Entre Promessas Quebradas e Laços de Sangue: O Meu Caminho para a Verdade

— Não, Mariana. Não vou casar só porque estás grávida. — A voz do Vicente ecoou pela sala, fria, cortante, como se cada palavra fosse uma sentença. Senti o chão fugir-me dos pés. O meu coração batia tão alto que quase abafava o som da televisão, ainda ligada, a debitar notícias que já não interessavam a ninguém naquela casa.

— Mas… Vicente, eu… — tentei argumentar, mas ele desviou o olhar, como se a minha dor fosse um incómodo menor, algo que se varria para debaixo do tapete.

A mãe dele, a Dona Teresa, estava sentada no sofá, as mãos cruzadas no colo, o rosto impassível. — Mariana, querida, não penses que o casamento resolve tudo. O meu filho sabe o que faz. — O tom dela era doce, mas havia ali uma dureza que me gelou a espinha.

Olhei para o Vicente, à procura de qualquer sinal de dúvida, de compaixão. Mas ele mantinha-se firme, os olhos fixos no chão, como se já tivesse decidido há muito tempo. Senti-me sozinha, traída, como se todo o futuro que tinha imaginado se desfizesse ali mesmo, entre aquelas quatro paredes.

A minha mãe sempre me disse que a vida não era um conto de fadas, mas nunca pensei que o meu pesadelo começasse assim. Eu e o Vicente estávamos juntos há três anos. Conhecemo-nos na faculdade, em Coimbra, e desde então fomos inseparáveis. Ele era divertido, inteligente, fazia-me sentir especial. Quando soube que estava grávida, chorei de alegria e medo. Mas nunca duvidei que ele estaria ao meu lado.

Agora, tudo parecia uma mentira.

— Mariana, tens de perceber — continuou o Vicente, finalmente olhando-me nos olhos —, eu não acredito no casamento. Não quero fazer isso só porque sim. Podemos ser uma família sem papéis.

— E se eu quiser mais do que isso? — perguntei, a voz a tremer. — E se eu quiser sentir-me segura, saber que estamos juntos de verdade?

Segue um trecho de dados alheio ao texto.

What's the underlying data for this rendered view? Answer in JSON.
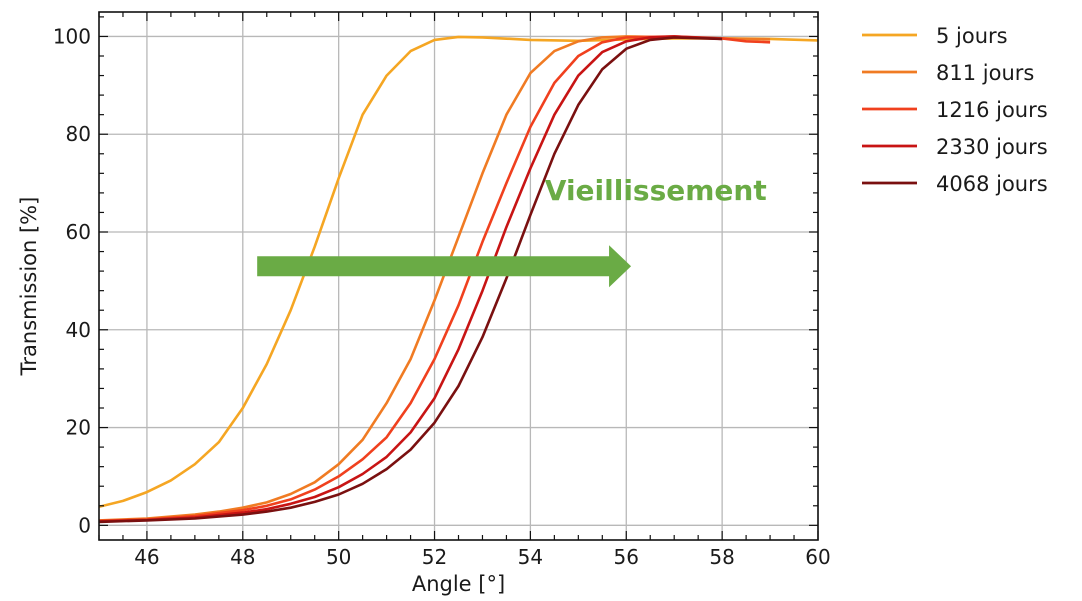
{
  "chart_data": {
    "type": "line",
    "title": "",
    "xlabel": "Angle [°]",
    "ylabel": "Transmission [%]",
    "xlim": [
      45,
      60
    ],
    "ylim": [
      -3,
      105
    ],
    "x_ticks": [
      46,
      48,
      50,
      52,
      54,
      56,
      58,
      60
    ],
    "y_ticks": [
      0,
      20,
      40,
      60,
      80,
      100
    ],
    "grid": true,
    "legend_position": "outside-right",
    "annotation": {
      "text": "Vieillissement",
      "color": "#6aab45",
      "arrow_from_x": 48.3,
      "arrow_to_x": 56.1,
      "arrow_y": 53
    },
    "series": [
      {
        "name": "5 jours",
        "color": "#f5a623",
        "points": [
          [
            45,
            3.8
          ],
          [
            45.5,
            5
          ],
          [
            46,
            6.8
          ],
          [
            46.5,
            9.2
          ],
          [
            47,
            12.5
          ],
          [
            47.5,
            17
          ],
          [
            48,
            24
          ],
          [
            48.5,
            33
          ],
          [
            49,
            44
          ],
          [
            49.5,
            57
          ],
          [
            50,
            71
          ],
          [
            50.5,
            84
          ],
          [
            51,
            92
          ],
          [
            51.5,
            97
          ],
          [
            52,
            99.3
          ],
          [
            52.5,
            99.9
          ],
          [
            53,
            99.8
          ],
          [
            54,
            99.3
          ],
          [
            55,
            99.1
          ],
          [
            56,
            99.4
          ],
          [
            57,
            99.6
          ],
          [
            58,
            99.6
          ],
          [
            59,
            99.5
          ],
          [
            60,
            99.2
          ]
        ]
      },
      {
        "name": "811 jours",
        "color": "#f07b23",
        "points": [
          [
            45,
            1
          ],
          [
            46,
            1.4
          ],
          [
            47,
            2.2
          ],
          [
            47.5,
            2.8
          ],
          [
            48,
            3.6
          ],
          [
            48.5,
            4.7
          ],
          [
            49,
            6.4
          ],
          [
            49.5,
            8.8
          ],
          [
            50,
            12.5
          ],
          [
            50.5,
            17.5
          ],
          [
            51,
            25
          ],
          [
            51.5,
            34
          ],
          [
            52,
            46
          ],
          [
            52.5,
            59
          ],
          [
            53,
            72
          ],
          [
            53.5,
            84
          ],
          [
            54,
            92.5
          ],
          [
            54.5,
            97
          ],
          [
            55,
            99
          ],
          [
            55.5,
            99.8
          ],
          [
            56,
            100
          ],
          [
            57,
            99.8
          ],
          [
            58,
            99.6
          ],
          [
            59,
            99.4
          ]
        ]
      },
      {
        "name": "1216 jours",
        "color": "#f0401e",
        "points": [
          [
            45,
            0.9
          ],
          [
            46,
            1.2
          ],
          [
            47,
            1.9
          ],
          [
            48,
            3.1
          ],
          [
            48.5,
            4
          ],
          [
            49,
            5.3
          ],
          [
            49.5,
            7.3
          ],
          [
            50,
            10
          ],
          [
            50.5,
            13.5
          ],
          [
            51,
            18
          ],
          [
            51.5,
            25
          ],
          [
            52,
            34
          ],
          [
            52.5,
            45
          ],
          [
            53,
            58
          ],
          [
            53.5,
            70
          ],
          [
            54,
            81.5
          ],
          [
            54.5,
            90.5
          ],
          [
            55,
            96
          ],
          [
            55.5,
            98.8
          ],
          [
            56,
            99.8
          ],
          [
            57,
            100
          ],
          [
            58,
            99.6
          ],
          [
            58.5,
            99
          ],
          [
            59,
            98.8
          ]
        ]
      },
      {
        "name": "2330 jours",
        "color": "#c81414",
        "points": [
          [
            45,
            0.8
          ],
          [
            46,
            1.1
          ],
          [
            47,
            1.6
          ],
          [
            48,
            2.6
          ],
          [
            48.5,
            3.3
          ],
          [
            49,
            4.4
          ],
          [
            49.5,
            5.8
          ],
          [
            50,
            7.8
          ],
          [
            50.5,
            10.5
          ],
          [
            51,
            14
          ],
          [
            51.5,
            19
          ],
          [
            52,
            26
          ],
          [
            52.5,
            36
          ],
          [
            53,
            48
          ],
          [
            53.5,
            61
          ],
          [
            54,
            73
          ],
          [
            54.5,
            84
          ],
          [
            55,
            92
          ],
          [
            55.5,
            96.8
          ],
          [
            56,
            99
          ],
          [
            56.5,
            99.8
          ],
          [
            57,
            100
          ],
          [
            58,
            99.5
          ]
        ]
      },
      {
        "name": "4068 jours",
        "color": "#7a1010",
        "points": [
          [
            45,
            0.7
          ],
          [
            46,
            1
          ],
          [
            47,
            1.4
          ],
          [
            48,
            2.2
          ],
          [
            48.5,
            2.8
          ],
          [
            49,
            3.6
          ],
          [
            49.5,
            4.8
          ],
          [
            50,
            6.3
          ],
          [
            50.5,
            8.5
          ],
          [
            51,
            11.5
          ],
          [
            51.5,
            15.5
          ],
          [
            52,
            21
          ],
          [
            52.5,
            28.5
          ],
          [
            53,
            38.5
          ],
          [
            53.5,
            50.5
          ],
          [
            54,
            63.5
          ],
          [
            54.5,
            76
          ],
          [
            55,
            86
          ],
          [
            55.5,
            93.3
          ],
          [
            56,
            97.5
          ],
          [
            56.5,
            99.3
          ],
          [
            57,
            99.8
          ],
          [
            58,
            99.5
          ]
        ]
      }
    ]
  }
}
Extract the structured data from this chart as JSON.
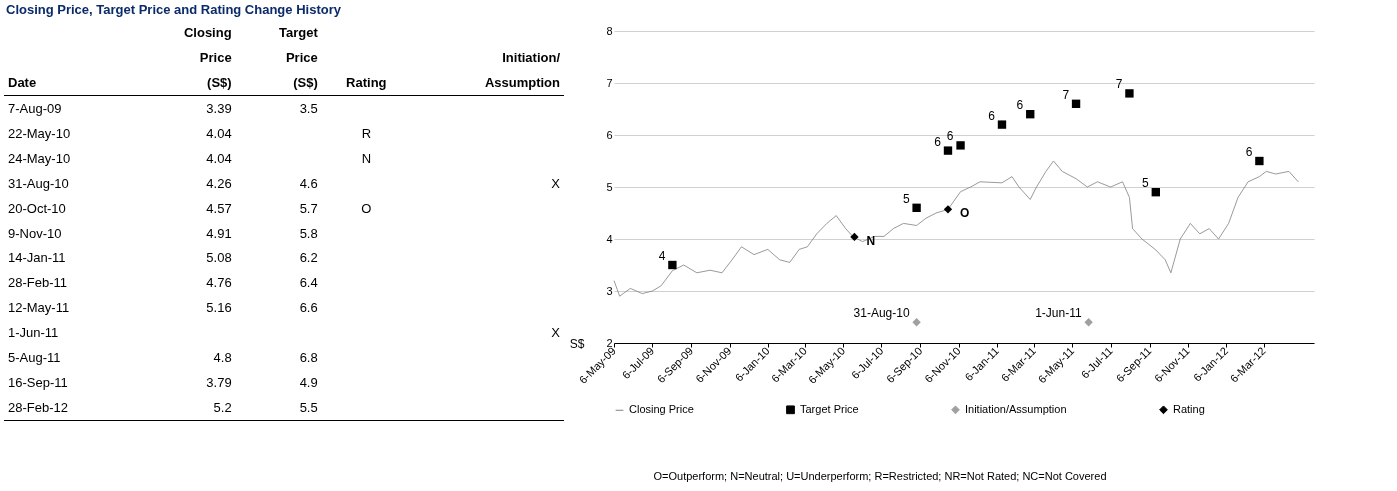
{
  "chart_data": {
    "type": "line",
    "title": "Closing Price, Target Price and Rating Change History",
    "ylabel": "S$",
    "ylim": [
      2,
      8
    ],
    "yticks": [
      2,
      3,
      4,
      5,
      6,
      7,
      8
    ],
    "xlim": [
      "2009-05-06",
      "2012-05-25"
    ],
    "xticks": [
      {
        "value": "2009-05-06",
        "label": "6-May-09"
      },
      {
        "value": "2009-07-06",
        "label": "6-Jul-09"
      },
      {
        "value": "2009-09-06",
        "label": "6-Sep-09"
      },
      {
        "value": "2009-11-06",
        "label": "6-Nov-09"
      },
      {
        "value": "2010-01-06",
        "label": "6-Jan-10"
      },
      {
        "value": "2010-03-06",
        "label": "6-Mar-10"
      },
      {
        "value": "2010-05-06",
        "label": "6-May-10"
      },
      {
        "value": "2010-07-06",
        "label": "6-Jul-10"
      },
      {
        "value": "2010-09-06",
        "label": "6-Sep-10"
      },
      {
        "value": "2010-11-06",
        "label": "6-Nov-10"
      },
      {
        "value": "2011-01-06",
        "label": "6-Jan-11"
      },
      {
        "value": "2011-03-06",
        "label": "6-Mar-11"
      },
      {
        "value": "2011-05-06",
        "label": "6-May-11"
      },
      {
        "value": "2011-07-06",
        "label": "6-Jul-11"
      },
      {
        "value": "2011-09-06",
        "label": "6-Sep-11"
      },
      {
        "value": "2011-11-06",
        "label": "6-Nov-11"
      },
      {
        "value": "2012-01-06",
        "label": "6-Jan-12"
      },
      {
        "value": "2012-03-06",
        "label": "6-Mar-12"
      }
    ],
    "grid": "y",
    "legend": "bottom",
    "series": [
      {
        "name": "Closing Price",
        "type": "line",
        "color": "#808080",
        "x": [
          "2009-05-06",
          "2009-05-15",
          "2009-06-01",
          "2009-06-20",
          "2009-07-06",
          "2009-07-20",
          "2009-08-07",
          "2009-08-25",
          "2009-09-15",
          "2009-10-06",
          "2009-10-25",
          "2009-11-10",
          "2009-11-25",
          "2009-12-15",
          "2010-01-06",
          "2010-01-25",
          "2010-02-10",
          "2010-02-25",
          "2010-03-10",
          "2010-03-25",
          "2010-04-10",
          "2010-04-25",
          "2010-05-10",
          "2010-05-22",
          "2010-06-06",
          "2010-06-25",
          "2010-07-10",
          "2010-07-25",
          "2010-08-10",
          "2010-08-31",
          "2010-09-15",
          "2010-10-01",
          "2010-10-20",
          "2010-11-09",
          "2010-11-25",
          "2010-12-10",
          "2011-01-14",
          "2011-01-30",
          "2011-02-10",
          "2011-02-28",
          "2011-03-10",
          "2011-03-25",
          "2011-04-06",
          "2011-04-20",
          "2011-05-12",
          "2011-05-30",
          "2011-06-15",
          "2011-07-06",
          "2011-07-25",
          "2011-08-05",
          "2011-08-10",
          "2011-08-25",
          "2011-09-16",
          "2011-10-01",
          "2011-10-10",
          "2011-10-25",
          "2011-11-10",
          "2011-11-25",
          "2011-12-10",
          "2011-12-25",
          "2012-01-10",
          "2012-01-25",
          "2012-02-10",
          "2012-02-28",
          "2012-03-10",
          "2012-03-25",
          "2012-04-15",
          "2012-04-30"
        ],
        "values": [
          3.2,
          2.9,
          3.05,
          2.95,
          3.0,
          3.1,
          3.39,
          3.5,
          3.35,
          3.4,
          3.35,
          3.6,
          3.85,
          3.7,
          3.8,
          3.6,
          3.55,
          3.8,
          3.85,
          4.1,
          4.3,
          4.45,
          4.2,
          4.04,
          3.95,
          4.05,
          4.05,
          4.2,
          4.3,
          4.26,
          4.4,
          4.5,
          4.57,
          4.91,
          5.0,
          5.1,
          5.08,
          5.2,
          5.0,
          4.76,
          5.0,
          5.3,
          5.5,
          5.3,
          5.16,
          5.0,
          5.1,
          5.0,
          5.1,
          4.8,
          4.2,
          4.0,
          3.79,
          3.6,
          3.35,
          4.0,
          4.3,
          4.1,
          4.2,
          4.0,
          4.3,
          4.8,
          5.1,
          5.2,
          5.3,
          5.25,
          5.3,
          5.1
        ]
      },
      {
        "name": "Target Price",
        "type": "scatter",
        "marker": "square",
        "color": "#000000",
        "x": [
          "2009-08-07",
          "2010-08-31",
          "2010-10-20",
          "2010-11-09",
          "2011-01-14",
          "2011-02-28",
          "2011-05-12",
          "2011-08-05",
          "2011-09-16",
          "2012-02-28"
        ],
        "values": [
          3.5,
          4.6,
          5.7,
          5.8,
          6.2,
          6.4,
          6.6,
          6.8,
          4.9,
          5.5
        ],
        "value_labels": [
          "4",
          "5",
          "6",
          "6",
          "6",
          "6",
          "7",
          "7",
          "5",
          "6"
        ]
      },
      {
        "name": "Initiation/Assumption",
        "type": "scatter",
        "marker": "diamond",
        "color": "#a0a0a0",
        "x": [
          "2010-08-31",
          "2011-06-01"
        ],
        "values": [
          2.4,
          2.4
        ],
        "value_labels": [
          "31-Aug-10",
          "1-Jun-11"
        ]
      },
      {
        "name": "Rating",
        "type": "scatter",
        "marker": "diamond",
        "color": "#000000",
        "x": [
          "2010-05-24",
          "2010-10-20"
        ],
        "values": [
          4.04,
          4.57
        ],
        "value_labels": [
          "N",
          "O"
        ]
      }
    ],
    "annotations": [
      "\tClosing\tTarget\t\t",
      "\tPrice\tPrice\t\tInitiation/",
      "Date\t(S$)\t(S$)\tRating\tAssumption",
      "7-Aug-09\t3.39\t3.5\t\t",
      "22-May-10\t4.04\t\tR\t",
      "24-May-10\t4.04\t\tN\t",
      "31-Aug-10\t4.26\t4.6\t\tX",
      "20-Oct-10\t4.57\t5.7\tO\t",
      "9-Nov-10\t4.91\t5.8\t\t",
      "14-Jan-11\t5.08\t6.2\t\t",
      "28-Feb-11\t4.76\t6.4\t\t",
      "12-May-11\t5.16\t6.6\t\t",
      "1-Jun-11\t\t\t\tX",
      "5-Aug-11\t4.8\t6.8\t\t",
      "16-Sep-11\t3.79\t4.9\t\t",
      "28-Feb-12\t5.2\t5.5\t\t",
      "O=Outperform; N=Neutral; U=Underperform; R=Restricted; NR=Not Rated; NC=Not Covered"
    ]
  }
}
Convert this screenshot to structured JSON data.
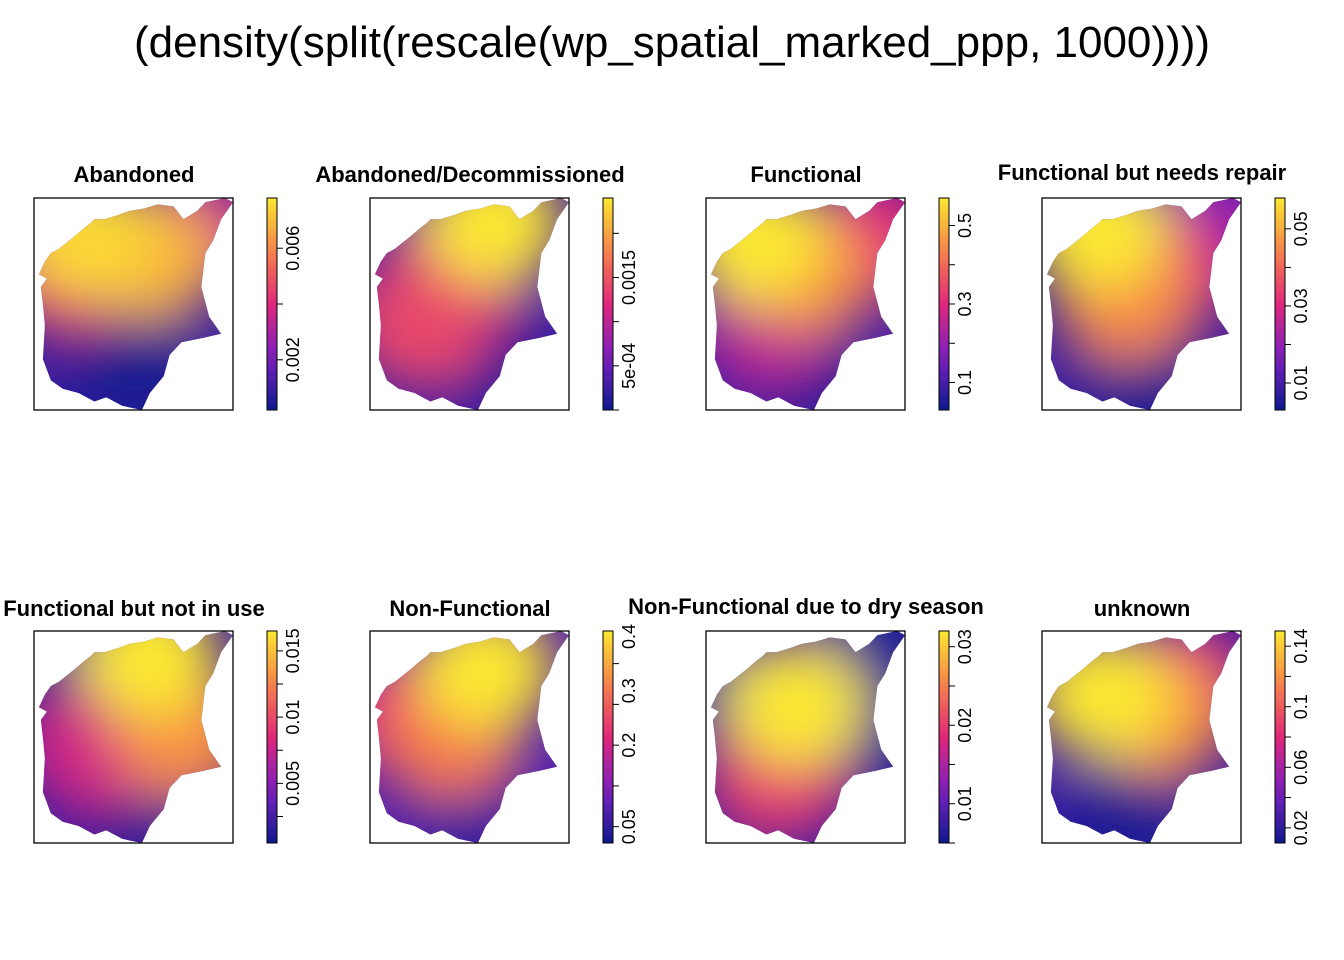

Ele encolheu os ombros. — Não posso dar-te isso.

A Dona Teresa levantou-se e pousou uma mão no ombro do filho. — Fazes bem, meu querido. O casamento só complica. Olha para mim e para o teu pai…

Nesse momento, ouvi a porta da rua bater. O Senhor António, pai do Vicente, entrou na sala, o rosto cansado de quem já viu demasiado. Olhou para mim, depois para o filho, e por fim para a mulher.

— O que se passa aqui? — perguntou, a voz grave, mas serena.

— O Vicente não quer casar — respondi, antes que alguém pudesse mentir por mim. — E a Dona Teresa acha que ele faz bem.

O Senhor António ficou em silêncio por um momento. Depois, aproximou-se de mim e olhou-me nos olhos. — Mariana, senta-te. — O tom dele não admitia discussão.

Sentei-me, as mãos a tremer. Ele virou-se para o filho. — Vicente, tu sabes o que estás a fazer?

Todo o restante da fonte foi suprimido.